A solid earnings growth of 24% YoY from Rs.1,679 crore to Rs.2,088 crore, was reported by the bank along with a 6% YoY increase in operating profit. The revenue increased by 8% YoY and the non-interest income also grew by 23% YoY due to higher treasury gains and more recoveries from write-offs.

The gross non performing loans decreased by 75bps QoQ to 8.1% and the Non performing loans fell by 20bps to 2.8%. The collection efficiency increased in Q2 FY22 to 96% from the 93% in Q1 FY22.
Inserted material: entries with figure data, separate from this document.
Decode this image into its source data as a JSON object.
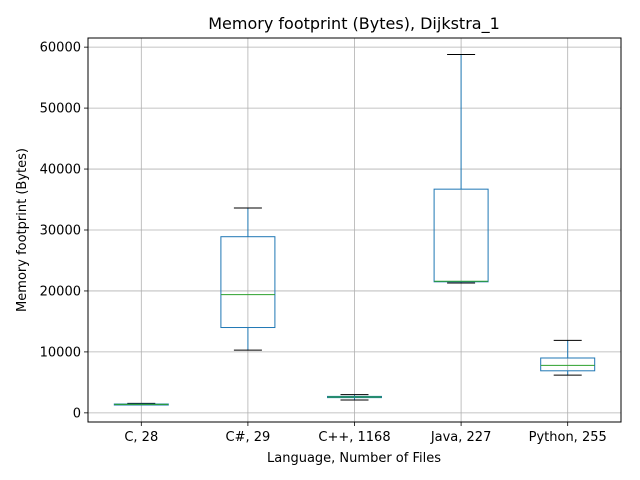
{
  "chart_data": {
    "type": "box",
    "title": "Memory footprint (Bytes), Dijkstra_1",
    "xlabel": "Language, Number of Files",
    "ylabel": "Memory footprint (Bytes)",
    "ylim": [
      -1500,
      61500
    ],
    "yticks": [
      0,
      10000,
      20000,
      30000,
      40000,
      50000,
      60000
    ],
    "grid": true,
    "categories": [
      "C, 28",
      "C#, 29",
      "C++, 1168",
      "Java, 227",
      "Python, 255"
    ],
    "boxes": [
      {
        "whisker_low": 1350,
        "q1": 1350,
        "median": 1400,
        "q3": 1450,
        "whisker_high": 1550
      },
      {
        "whisker_low": 10300,
        "q1": 14000,
        "median": 19400,
        "q3": 28900,
        "whisker_high": 33600
      },
      {
        "whisker_low": 2100,
        "q1": 2500,
        "median": 2600,
        "q3": 2700,
        "whisker_high": 3000
      },
      {
        "whisker_low": 21300,
        "q1": 21500,
        "median": 21600,
        "q3": 36700,
        "whisker_high": 58800
      },
      {
        "whisker_low": 6200,
        "q1": 6900,
        "median": 7800,
        "q3": 9000,
        "whisker_high": 11900
      }
    ],
    "colors": {
      "box": "#1f77b4",
      "median": "#2ca02c",
      "cap": "#000000",
      "grid": "#b0b0b0"
    }
  }
}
According to the management, a recovery of Rs.10-15 billion from the corporate NPA accounts can be expected. The bank has no contingency provision buffer. There is a 10% YoY growth in retail loans which was driven by 23% YoY increase in auto loans, 5% rise in home loans, 6% increase in mortgages and 11% YoY increase in educational loans.

The domestic deposit growth was a small 3% YoY which was supported by a strong CASA growth of 13% YoY. The Capital adequacy ratio increased by 110bps QoQ to 15.5%. The NII increased by 2% to Rs.7,566 crore. The Rs.877 crore recovery from DHFL was very welcomed by the bank.

The CEO, Sanjiv Chadha said that he expects the bank’s loan growth to be very close to double digits this financial year.